Since the G-DRIVE Mini is targeted to the Mac folks, we did most of the testing on a 2.66GHz i7 MacBook Pro with a few benchmarks and also performed a few on our Windows test bench for comparison’s sake. First up is SpeedTools Test Suite from Intech Software where we ran the QuickBench 4.0 benchmark. It measures reads and writes, both sequential and random at various size intervals, similar to that of ATTO. We ran the test on both USB 2.0 and FireWire 800 to demonstrate the difference.
Benchmark Results: While the two charts look similar, have a look at the Y axis scale. Yeah, big difference. Where the USB read scores topped out at 43MB/s, the FireWire 800 reads hit over 54MB/s. The differences in writes were even more pronounced with the FireWire 800 hitting 40MB/s more at max. Clearly, using the FireWire 800 connection is the better way to go which most modern Macs have by default.
Next up is a free benchmark for OS X called XBench that also performs random and sequential reads/writes in 4K and 256K blocks.
Benchmark Results: In the sequential tests, the FireWire rates were double than USB rates in most instances with the randoms being much closer.
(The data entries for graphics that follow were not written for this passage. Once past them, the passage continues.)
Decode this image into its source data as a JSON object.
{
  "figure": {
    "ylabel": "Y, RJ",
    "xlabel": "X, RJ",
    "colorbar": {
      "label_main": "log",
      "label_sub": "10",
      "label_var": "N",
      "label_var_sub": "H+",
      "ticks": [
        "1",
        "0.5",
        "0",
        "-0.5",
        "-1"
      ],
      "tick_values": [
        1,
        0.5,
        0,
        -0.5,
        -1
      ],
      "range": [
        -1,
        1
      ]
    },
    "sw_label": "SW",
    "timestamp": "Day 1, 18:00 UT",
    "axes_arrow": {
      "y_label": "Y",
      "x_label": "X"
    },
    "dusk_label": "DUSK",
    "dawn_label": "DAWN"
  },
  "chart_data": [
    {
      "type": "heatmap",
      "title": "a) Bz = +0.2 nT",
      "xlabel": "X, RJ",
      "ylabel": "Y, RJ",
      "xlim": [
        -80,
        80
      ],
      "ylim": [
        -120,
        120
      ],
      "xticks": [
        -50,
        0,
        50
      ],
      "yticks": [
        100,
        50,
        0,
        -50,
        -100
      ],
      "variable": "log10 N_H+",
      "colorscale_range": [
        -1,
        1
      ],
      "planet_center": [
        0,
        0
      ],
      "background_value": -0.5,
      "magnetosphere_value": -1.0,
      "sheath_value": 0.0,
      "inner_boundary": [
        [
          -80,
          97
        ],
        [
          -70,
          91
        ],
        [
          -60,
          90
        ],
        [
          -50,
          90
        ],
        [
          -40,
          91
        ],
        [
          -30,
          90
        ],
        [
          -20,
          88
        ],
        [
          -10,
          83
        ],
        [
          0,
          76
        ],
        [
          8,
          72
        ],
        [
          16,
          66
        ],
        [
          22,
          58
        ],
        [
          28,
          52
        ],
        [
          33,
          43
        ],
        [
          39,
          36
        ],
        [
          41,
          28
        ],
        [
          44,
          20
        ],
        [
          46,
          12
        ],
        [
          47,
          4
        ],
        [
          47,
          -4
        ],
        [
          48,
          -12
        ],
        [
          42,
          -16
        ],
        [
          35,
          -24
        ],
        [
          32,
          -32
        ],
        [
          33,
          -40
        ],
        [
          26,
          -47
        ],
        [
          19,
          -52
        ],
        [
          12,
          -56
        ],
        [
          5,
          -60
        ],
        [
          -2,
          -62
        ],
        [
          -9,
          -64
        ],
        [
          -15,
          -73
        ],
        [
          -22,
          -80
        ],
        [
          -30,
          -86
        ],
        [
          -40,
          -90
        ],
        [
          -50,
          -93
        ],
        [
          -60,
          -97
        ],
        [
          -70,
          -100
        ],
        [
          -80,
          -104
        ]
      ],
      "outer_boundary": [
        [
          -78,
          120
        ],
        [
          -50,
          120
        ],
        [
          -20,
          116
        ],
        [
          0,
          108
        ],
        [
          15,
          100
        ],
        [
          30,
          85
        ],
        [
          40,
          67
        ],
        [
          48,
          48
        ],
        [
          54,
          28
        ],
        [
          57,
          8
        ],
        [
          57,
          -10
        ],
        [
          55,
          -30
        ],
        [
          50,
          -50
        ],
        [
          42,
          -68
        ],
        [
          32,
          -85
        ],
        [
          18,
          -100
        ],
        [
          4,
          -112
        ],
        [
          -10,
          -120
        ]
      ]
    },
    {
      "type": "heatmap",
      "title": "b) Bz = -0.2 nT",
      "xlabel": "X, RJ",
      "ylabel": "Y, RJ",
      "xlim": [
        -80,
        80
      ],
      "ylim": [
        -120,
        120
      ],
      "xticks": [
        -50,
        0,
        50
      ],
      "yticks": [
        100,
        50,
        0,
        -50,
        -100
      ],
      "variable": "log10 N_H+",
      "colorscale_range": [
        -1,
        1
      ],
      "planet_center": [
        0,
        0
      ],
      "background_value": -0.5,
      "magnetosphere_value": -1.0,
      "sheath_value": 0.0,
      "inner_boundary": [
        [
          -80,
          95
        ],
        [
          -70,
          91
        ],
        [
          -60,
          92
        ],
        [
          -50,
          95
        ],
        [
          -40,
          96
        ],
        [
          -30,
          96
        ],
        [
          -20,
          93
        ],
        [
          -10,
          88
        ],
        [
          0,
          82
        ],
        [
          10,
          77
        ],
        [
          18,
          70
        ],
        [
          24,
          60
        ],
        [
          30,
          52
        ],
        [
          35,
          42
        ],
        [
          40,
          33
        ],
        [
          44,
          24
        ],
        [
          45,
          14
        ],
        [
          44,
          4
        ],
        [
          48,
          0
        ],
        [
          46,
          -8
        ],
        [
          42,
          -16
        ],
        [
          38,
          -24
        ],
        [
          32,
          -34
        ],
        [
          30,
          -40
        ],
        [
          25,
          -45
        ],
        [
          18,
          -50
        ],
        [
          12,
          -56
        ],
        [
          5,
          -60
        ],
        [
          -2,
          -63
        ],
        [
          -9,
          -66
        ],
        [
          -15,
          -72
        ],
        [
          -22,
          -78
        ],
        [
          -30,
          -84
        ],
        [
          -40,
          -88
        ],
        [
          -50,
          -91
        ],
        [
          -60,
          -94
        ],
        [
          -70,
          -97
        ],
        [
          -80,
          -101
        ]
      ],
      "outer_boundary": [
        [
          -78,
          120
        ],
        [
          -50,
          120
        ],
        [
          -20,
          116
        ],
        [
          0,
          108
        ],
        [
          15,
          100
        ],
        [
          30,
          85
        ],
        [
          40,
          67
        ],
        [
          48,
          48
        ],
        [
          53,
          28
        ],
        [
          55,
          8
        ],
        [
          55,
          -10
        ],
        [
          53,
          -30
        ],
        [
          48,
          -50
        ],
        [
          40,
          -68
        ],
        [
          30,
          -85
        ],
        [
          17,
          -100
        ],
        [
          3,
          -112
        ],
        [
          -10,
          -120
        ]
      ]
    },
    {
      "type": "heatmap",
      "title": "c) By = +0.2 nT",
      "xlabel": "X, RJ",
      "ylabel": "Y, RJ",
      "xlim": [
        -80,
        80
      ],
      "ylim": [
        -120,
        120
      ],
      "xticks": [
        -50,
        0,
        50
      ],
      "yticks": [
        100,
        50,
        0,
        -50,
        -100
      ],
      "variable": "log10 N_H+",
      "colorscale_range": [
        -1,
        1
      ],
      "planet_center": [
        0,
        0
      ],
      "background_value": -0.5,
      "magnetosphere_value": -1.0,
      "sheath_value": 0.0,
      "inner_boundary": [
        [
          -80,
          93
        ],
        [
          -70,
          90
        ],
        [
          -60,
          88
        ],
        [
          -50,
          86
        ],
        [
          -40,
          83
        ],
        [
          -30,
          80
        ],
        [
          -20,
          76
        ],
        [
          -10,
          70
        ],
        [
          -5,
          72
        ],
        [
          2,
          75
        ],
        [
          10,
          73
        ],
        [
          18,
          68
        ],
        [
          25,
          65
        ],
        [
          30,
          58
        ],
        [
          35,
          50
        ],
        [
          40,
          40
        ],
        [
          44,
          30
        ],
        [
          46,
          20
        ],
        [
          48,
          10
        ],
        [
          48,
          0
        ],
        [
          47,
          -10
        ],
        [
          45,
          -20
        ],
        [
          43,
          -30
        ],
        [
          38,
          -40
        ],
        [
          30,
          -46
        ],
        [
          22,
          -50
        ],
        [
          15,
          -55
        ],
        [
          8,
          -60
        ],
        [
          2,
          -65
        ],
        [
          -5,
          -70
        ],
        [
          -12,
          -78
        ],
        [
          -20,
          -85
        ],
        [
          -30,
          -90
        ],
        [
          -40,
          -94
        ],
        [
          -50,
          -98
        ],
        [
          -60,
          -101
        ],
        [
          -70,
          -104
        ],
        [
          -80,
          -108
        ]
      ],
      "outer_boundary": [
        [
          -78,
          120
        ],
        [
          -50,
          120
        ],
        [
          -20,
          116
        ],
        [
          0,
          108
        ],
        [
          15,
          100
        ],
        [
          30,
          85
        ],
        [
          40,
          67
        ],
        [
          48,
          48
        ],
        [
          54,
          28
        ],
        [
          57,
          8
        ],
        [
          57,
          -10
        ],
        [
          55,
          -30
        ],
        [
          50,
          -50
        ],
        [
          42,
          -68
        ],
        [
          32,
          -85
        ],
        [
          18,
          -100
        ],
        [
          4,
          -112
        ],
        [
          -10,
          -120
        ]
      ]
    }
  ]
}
Overall the read speed maxed out at 74.30MB/s and the writes at 79.94MB/s.
ATTO is one of the oldest drive benchmarks still being used today and is still very relevant in the SSD world. ATTO measures transfers across a specific volume length. It measures raw transfer rates for both reads and writes and places the data into graphs that can be very easily interpreted. The test was run with the default runs of 0.5kb through 8192kb transfer sizes with the total length being 256mb.
Benchmark Results: Clearly things are reads are maxing out at 35MB/s and writes at 27MB/s. We saw slightly better than that on the Mac USB 2.0 performance and it’s well below what the FireWire connection was able to muster. These speeds are fine for copying small files but if you are doing large scale backups etc, you’re going to pine for the faster FireWire connection.
CrystalDiskMark is a small benchmark utility for drives and enables rapid measurement of sequential and random read/write speeds. Note that CDM only supports Native Command Queuing (NCQ) with a queue depth of 32 (as noted) for the last listed benchmark score. This can skew some results in favor of controllers that also do not support NCQ.
Benchmark Results: No big surprise on the results as they roughly mirror what was seen on the ATTO benchmark. Obviously, the 4K sized tests are the forte of the drive.